Now there are all kinds of disputes that we could get into at this point.  You know the things people love to fight over, “you always speak in tongues when you are filled with the Holy Spirit” or “You never speak in tongues when you are filled with the Holy Spirit”.

“You aren’t saved unless you speak in tongues”  “no , no, no you aren’t saved if you do speak in tongues.”

You see, what happens is that too many of us are guilty of putting God in a theological box; we say this is our position so get in there.  I have met many wonderful spirit-filled people who have claimed the experience of speaking in tongues, I can’t just write them off.  On the other hand, I have met many wonderful spirit-filled people who have never claimed the experience of speaking in tongues.  Go figure.

I have never spoken in tongues, probably never will speak in an unknown language.  I have problems enough with the language I do know. 

But I have met a wonderful saviour named Jesus Christ and have been filled with the Holy Spirit and nobody can say that I haven’t. 

Our church is not a charismatic church and the Wesleyan discipline states that we will not use tongues in worship nor will we promote them. 

But the bible does say in Acts 2:4 And everyone present was filled with the Holy Spirit and began speaking in other languages, as the Holy Spirit gave them this ability. It wasn’t instantaneous, it was as the Spirit gave them the ability.  Now we shouldn’t have a problem here.

Acts 2:5-6 At that time there were devout Jews from every nation living in Jerusalem. When they heard the loud noise, everyone came running, and they were bewildered to hear their own languages being spoken by the believers. 

In saying that let’s recognize the fact that we’re not talking about a couple of different languages here instead we are told acts Acts 2:9-11 Here we are—Parthians, Medes, Elamites, people from Mesopotamia, Judea, Cappadocia, Pontus, the province of Asia, Phrygia, Pamphylia, Egypt, and the areas of Libya around Cyrene, visitors from Rome (both Jews and converts to Judaism), Cretans, and Arabs.

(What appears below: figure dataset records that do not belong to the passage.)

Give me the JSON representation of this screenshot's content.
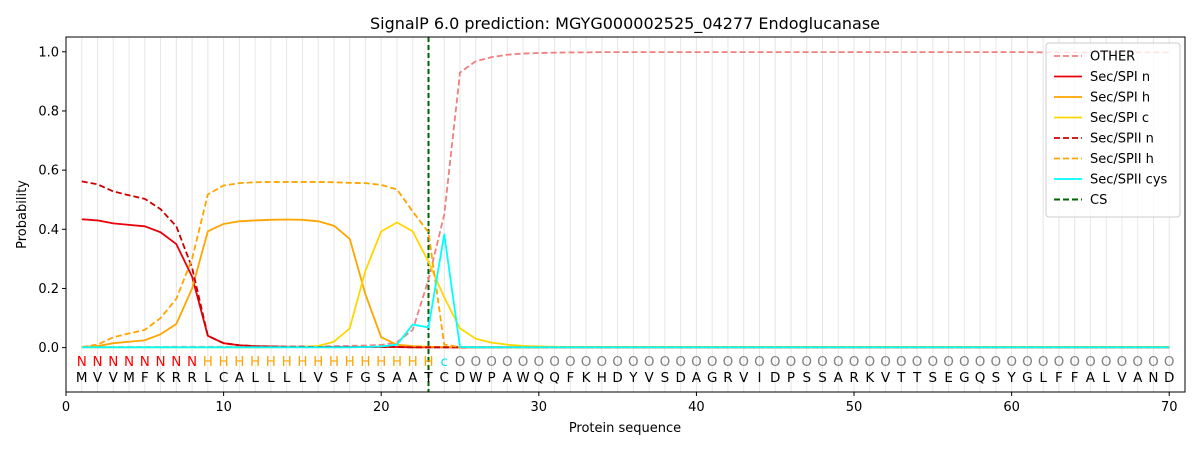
{
  "chart_data": {
    "type": "line",
    "title": "SignalP 6.0 prediction: MGYG000002525_04277 Endoglucanase",
    "xlabel": "Protein sequence",
    "ylabel": "Probability",
    "xlim": [
      0,
      71
    ],
    "ylim": [
      -0.15,
      1.05
    ],
    "xticks": [
      0,
      10,
      20,
      30,
      40,
      50,
      60,
      70
    ],
    "yticks": [
      0.0,
      0.2,
      0.4,
      0.6,
      0.8,
      1.0
    ],
    "ytick_labels": [
      "0.0",
      "0.2",
      "0.4",
      "0.6",
      "0.8",
      "1.0"
    ],
    "vertical_grid": "every position",
    "legend_position": "top-right",
    "sequence": "MVVMFKRRLCALLLLVSFGSAATCDWPAWQQFKHDYVSDAGRVIDPSSARKVTTSEGQSYGLFFALVAND",
    "labels": "NNNNNNNNHHHHHHHHHHHHHHHCOOOOOOOOOOOOOOOOOOOOOOOOOOOOOOOOOOOOOOOOOOOOOO",
    "label_colors": {
      "N": "#ff0000",
      "H": "#ffa500",
      "C": "#00e5ee",
      "O": "#808080"
    },
    "cleavage_site": 23,
    "cs_label": "CS",
    "series": [
      {
        "name": "OTHER",
        "color": "#f08080",
        "dash": true,
        "values": [
          0.002,
          0.002,
          0.002,
          0.002,
          0.002,
          0.002,
          0.003,
          0.003,
          0.003,
          0.003,
          0.003,
          0.003,
          0.003,
          0.003,
          0.004,
          0.004,
          0.005,
          0.006,
          0.007,
          0.009,
          0.018,
          0.06,
          0.23,
          0.45,
          0.93,
          0.968,
          0.982,
          0.99,
          0.994,
          0.996,
          0.997,
          0.998,
          0.998,
          0.999,
          0.999,
          0.999,
          0.999,
          0.999,
          0.999,
          0.999,
          0.999,
          0.999,
          0.999,
          0.999,
          0.999,
          0.999,
          0.999,
          0.999,
          0.999,
          0.999,
          0.999,
          0.999,
          0.999,
          0.999,
          0.999,
          0.999,
          0.999,
          0.999,
          0.999,
          0.999,
          0.999,
          0.998,
          0.998,
          0.998,
          0.998,
          0.998,
          0.998,
          0.998,
          0.998,
          0.998
        ]
      },
      {
        "name": "Sec/SPI n",
        "color": "#e8000b",
        "dash": false,
        "values": [
          0.434,
          0.43,
          0.42,
          0.415,
          0.41,
          0.39,
          0.35,
          0.24,
          0.04,
          0.015,
          0.008,
          0.005,
          0.004,
          0.003,
          0.003,
          0.002,
          0.002,
          0.002,
          0.002,
          0.002,
          0.002,
          0.001,
          0.001,
          0.001,
          0.001,
          0.001,
          0.001,
          0.001,
          0.001,
          0.001,
          0.001,
          0.001,
          0.001,
          0.001,
          0.001,
          0.001,
          0.001,
          0.001,
          0.001,
          0.001,
          0.001,
          0.001,
          0.001,
          0.001,
          0.001,
          0.001,
          0.001,
          0.001,
          0.001,
          0.001,
          0.001,
          0.001,
          0.001,
          0.001,
          0.001,
          0.001,
          0.001,
          0.001,
          0.001,
          0.001,
          0.001,
          0.001,
          0.001,
          0.001,
          0.001,
          0.001,
          0.001,
          0.001,
          0.001,
          0.001
        ]
      },
      {
        "name": "Sec/SPI h",
        "color": "#ffa500",
        "dash": false,
        "values": [
          0.002,
          0.005,
          0.015,
          0.02,
          0.025,
          0.045,
          0.08,
          0.2,
          0.393,
          0.418,
          0.427,
          0.43,
          0.432,
          0.433,
          0.432,
          0.427,
          0.412,
          0.368,
          0.18,
          0.035,
          0.01,
          0.005,
          0.003,
          0.002,
          0.001,
          0.001,
          0.001,
          0.001,
          0.001,
          0.001,
          0.001,
          0.001,
          0.001,
          0.001,
          0.001,
          0.001,
          0.001,
          0.001,
          0.001,
          0.001,
          0.001,
          0.001,
          0.001,
          0.001,
          0.001,
          0.001,
          0.001,
          0.001,
          0.001,
          0.001,
          0.001,
          0.001,
          0.001,
          0.001,
          0.001,
          0.001,
          0.001,
          0.001,
          0.001,
          0.001,
          0.001,
          0.001,
          0.001,
          0.001,
          0.001,
          0.001,
          0.001,
          0.001,
          0.001,
          0.001
        ]
      },
      {
        "name": "Sec/SPI c",
        "color": "#ffd700",
        "dash": false,
        "values": [
          0.001,
          0.001,
          0.001,
          0.001,
          0.001,
          0.001,
          0.001,
          0.001,
          0.001,
          0.001,
          0.001,
          0.001,
          0.001,
          0.002,
          0.003,
          0.006,
          0.02,
          0.065,
          0.26,
          0.393,
          0.423,
          0.393,
          0.29,
          0.17,
          0.065,
          0.03,
          0.017,
          0.01,
          0.006,
          0.004,
          0.003,
          0.002,
          0.002,
          0.002,
          0.002,
          0.002,
          0.002,
          0.002,
          0.002,
          0.002,
          0.002,
          0.002,
          0.002,
          0.002,
          0.002,
          0.002,
          0.002,
          0.002,
          0.002,
          0.002,
          0.002,
          0.002,
          0.002,
          0.002,
          0.002,
          0.002,
          0.002,
          0.002,
          0.002,
          0.002,
          0.002,
          0.002,
          0.002,
          0.002,
          0.002,
          0.002,
          0.002,
          0.002,
          0.002,
          0.002
        ]
      },
      {
        "name": "Sec/SPII n",
        "color": "#cc0000",
        "dash": true,
        "values": [
          0.562,
          0.552,
          0.528,
          0.515,
          0.503,
          0.468,
          0.41,
          0.27,
          0.04,
          0.015,
          0.008,
          0.005,
          0.004,
          0.003,
          0.003,
          0.002,
          0.002,
          0.002,
          0.002,
          0.002,
          0.002,
          0.001,
          0.001,
          0.001,
          0.001,
          0.001,
          0.001,
          0.001,
          0.001,
          0.001,
          0.001,
          0.001,
          0.001,
          0.001,
          0.001,
          0.001,
          0.001,
          0.001,
          0.001,
          0.001,
          0.001,
          0.001,
          0.001,
          0.001,
          0.001,
          0.001,
          0.001,
          0.001,
          0.001,
          0.001,
          0.001,
          0.001,
          0.001,
          0.001,
          0.001,
          0.001,
          0.001,
          0.001,
          0.001,
          0.001,
          0.001,
          0.001,
          0.001,
          0.001,
          0.001,
          0.001,
          0.001,
          0.001,
          0.001,
          0.001
        ]
      },
      {
        "name": "Sec/SPII h",
        "color": "#ffa500",
        "dash": true,
        "values": [
          0.002,
          0.01,
          0.035,
          0.048,
          0.06,
          0.1,
          0.165,
          0.3,
          0.518,
          0.548,
          0.556,
          0.559,
          0.56,
          0.56,
          0.56,
          0.56,
          0.559,
          0.557,
          0.556,
          0.55,
          0.535,
          0.46,
          0.39,
          0.01,
          0.002,
          0.001,
          0.001,
          0.001,
          0.001,
          0.001,
          0.001,
          0.001,
          0.001,
          0.001,
          0.001,
          0.001,
          0.001,
          0.001,
          0.001,
          0.001,
          0.001,
          0.001,
          0.001,
          0.001,
          0.001,
          0.001,
          0.001,
          0.001,
          0.001,
          0.001,
          0.001,
          0.001,
          0.001,
          0.001,
          0.001,
          0.001,
          0.001,
          0.001,
          0.001,
          0.001,
          0.001,
          0.001,
          0.001,
          0.001,
          0.001,
          0.001,
          0.001,
          0.001,
          0.001,
          0.001
        ]
      },
      {
        "name": "Sec/SPII cys",
        "color": "#00ffff",
        "dash": false,
        "values": [
          0.001,
          0.001,
          0.001,
          0.001,
          0.001,
          0.001,
          0.001,
          0.001,
          0.001,
          0.001,
          0.001,
          0.001,
          0.001,
          0.001,
          0.001,
          0.001,
          0.001,
          0.001,
          0.002,
          0.004,
          0.01,
          0.078,
          0.068,
          0.383,
          0.002,
          0.001,
          0.001,
          0.001,
          0.001,
          0.001,
          0.001,
          0.001,
          0.001,
          0.001,
          0.001,
          0.001,
          0.001,
          0.001,
          0.001,
          0.001,
          0.001,
          0.001,
          0.001,
          0.001,
          0.001,
          0.001,
          0.001,
          0.001,
          0.001,
          0.001,
          0.001,
          0.001,
          0.001,
          0.001,
          0.001,
          0.001,
          0.001,
          0.001,
          0.001,
          0.001,
          0.001,
          0.001,
          0.001,
          0.001,
          0.001,
          0.001,
          0.001,
          0.001,
          0.001,
          0.001
        ]
      }
    ]
  }
}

And we all hear these people speaking in our own languages about the wonderful things God has done!”

And so at least in this particular reference to tongues it would appear that whatever language these men and women spoke in, while it was unknown to them, it was known to others.   

Sometimes I wonder if the miracle was in the speaking or in the hearing?

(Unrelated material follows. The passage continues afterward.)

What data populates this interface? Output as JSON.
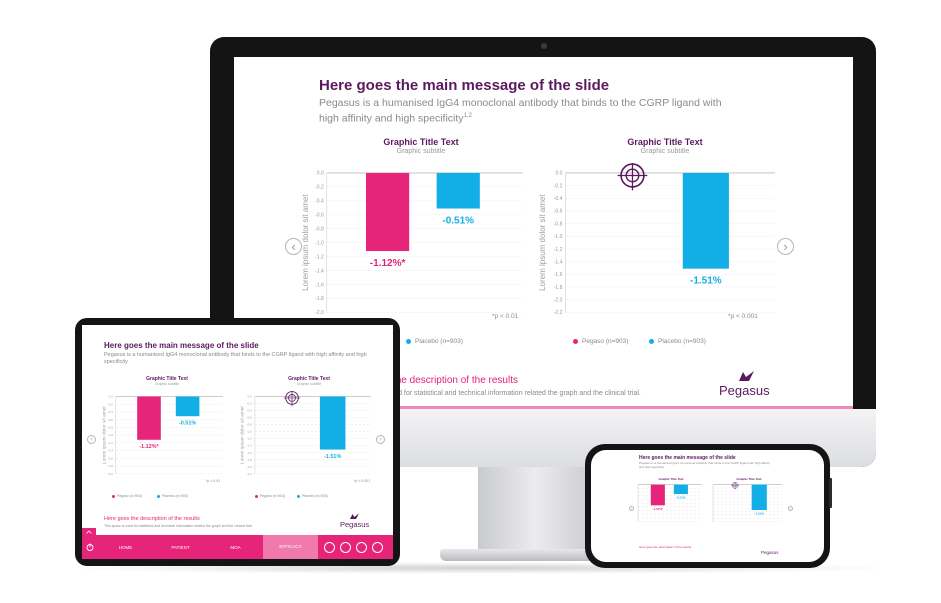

But the gift of tongues isn’t the major issue here. 

The fact of the matter is, it was simply a tool provided to them so that they could fulfil the promise that Jesus had made in Acts 1:8 But you will receive power when the Holy Spirit comes upon you. And you will be my witnesses, telling people about me everywhere—in Jerusalem, throughout Judea, in Samaria, and to the ends of the earth.”

These disciples were told that they would be filled with power and would be witnesses to places that they had only heard of.  How would they speak the language? Hey, no problem, the Holy Spirit has you covered.

Where would they get the courage?  Hey, no problem, the Holy Spirit has you covered. 

This group was certainly on their way to be a church that was ingrown and stagnant and then suddenly they were proclaiming the greatness and wonder of their Lord so loud that people on the street wondered what was happening.

The miracle here was not the language that they spoke in, but that they had the courage to speak in any language at all. 

This is the same bunch that ran and hid when Jesus was arrested. 

As far as we can tell this was the first time that Peter had ever preached to a crowd this size and three thousand people were saved. 

“Incredible.” you say “Denn why doesn’t that happen when you preach?”  Good question, but then again when was the last time that you were so filled with the Holy Spirit that three thousand people showed up to find out what was happening.

When the crowd came and saw the believers do you know what their reaction was?  Yeah, some made fun of them saying “They are drunk, that’s all!”  I bet it’s been a while since anyone mistook our salvation for intoxication. 

From these 120 people, men and women who were filled with the Holy Spirit, the world was changed. 

On a typical Sunday morning, before everything changed, we had over twice that number worshipping at Cornerstone, I wonder what God could do with us if we let him?